Why everyone has a brand
A brand is exactly what it sounds like. It’s an impression you leave on a customer or reader; it’s a mental imprint. We all have them.
You’ve likely heard some adage about the importance of first impressions. This is branding — the belief that people get an idea in their mind of your personality based on an experience they had.
Sometimes, the impression is accurate; sometimes, it’s not. But it’s never the full picture of the person, (that’s impossible). And that’s okay. It’s what branding is all about.
A brand is the simplest, most memorable part of yourself you can give.
People are forming an opinion of you right now. You can either participate in what they think, or not. Either way, you’re going to be stuck with a brand.

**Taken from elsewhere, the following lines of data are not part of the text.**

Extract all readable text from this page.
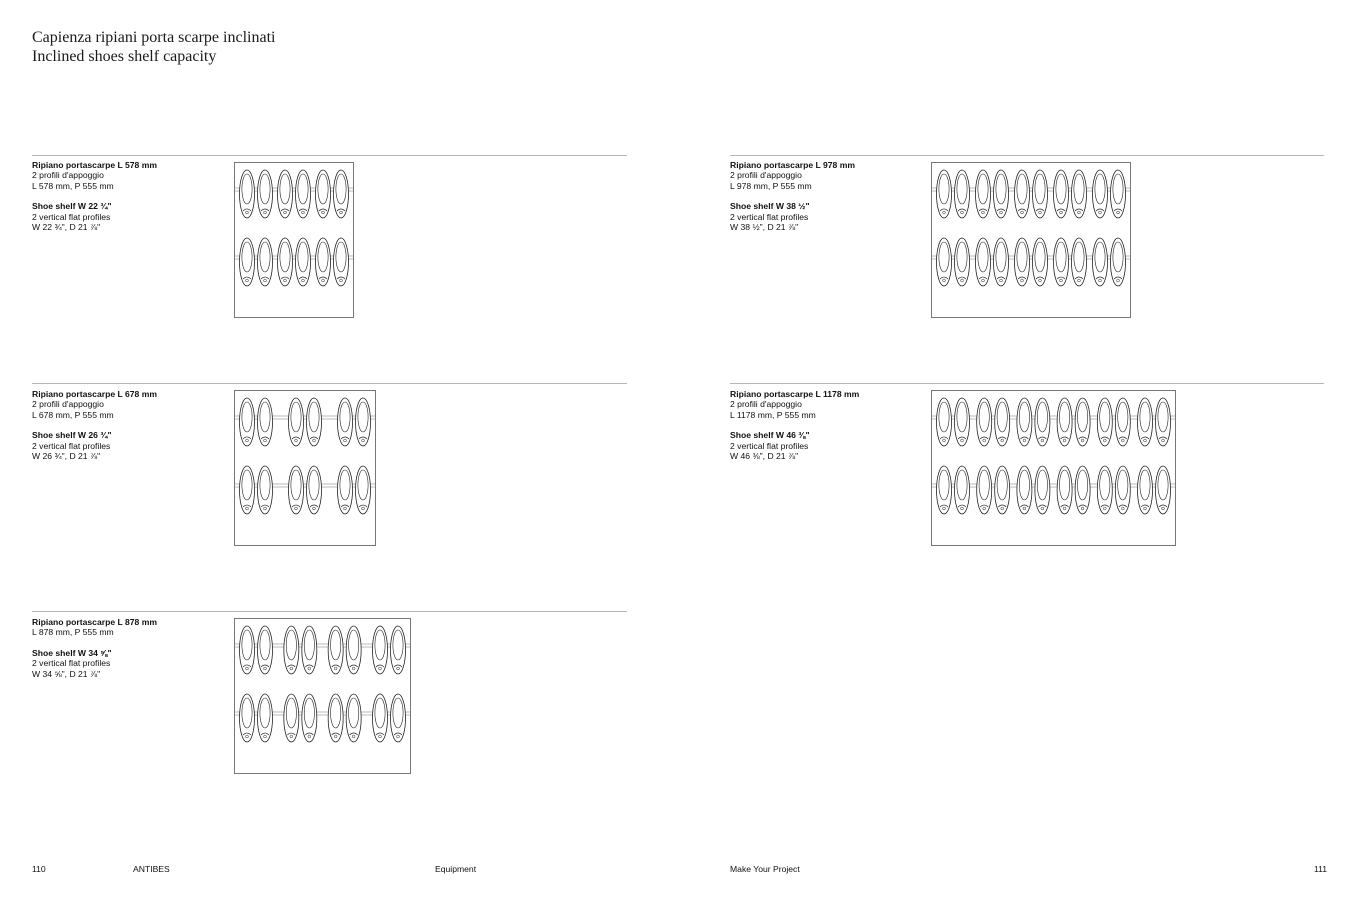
Capienza ripiani porta scarpe inclinati
Inclined shoes shelf capacity
Ripiano portascarpe L 578 mm
2 profili d'appoggio
L 578 mm, P 555 mm
Shoe shelf W 22 ¾"
2 vertical flat profiles
W 22 ¾", D 21 ⅞"
Ripiano portascarpe L 978 mm
2 profili d'appoggio
L 978 mm, P 555 mm
Shoe shelf W 38 ½"
2 vertical flat profiles
W 38 ½", D 21 ⅞"
Ripiano portascarpe L 678 mm
2 profili d'appoggio
L 678 mm, P 555 mm
Shoe shelf W 26 ¾"
2 vertical flat profiles
W 26 ¾", D 21 ⅞"
Ripiano portascarpe L 1178 mm
2 profili d'appoggio
L 1178 mm, P 555 mm
Shoe shelf W 46 ⅜"
2 vertical flat profiles
W 46 ⅜", D 21 ⅞"
Ripiano portascarpe L 878 mm
L 878 mm, P 555 mm
Shoe shelf W 34 ⅝"
2 vertical flat profiles
W 34 ⅝", D 21 ⅞"
110	ANTIBES	Equipment	Make Your Project	111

Brand yourself. There are three elements of every brand (which I talk about in my eBook, You Are a Writer). You need to pay attention to each one:
- Pick a name. This is what you call yourself (e.g. Copyblogger or Anne Lamott). It may be your given name or a pseudonym; whatever it is, make sure you’re consistent. Your website, business cards, and social media all need to say the same thing.
- Create an image. This can be a logo or headshot. It’s whatever you want to use to make people recognize you. If it’s a photo, people ought to be able to recognize you in real life from it. Also, make sure it’s on your blog, Twitter profile, etc. Don’t use different images; make them all the same. Michael Hyatt does a great job with this.
- Find your voice. This is more than how you sound. It’s your style as a communicator. If you aren’t confident in your unique voice, go through these 10 steps to find it.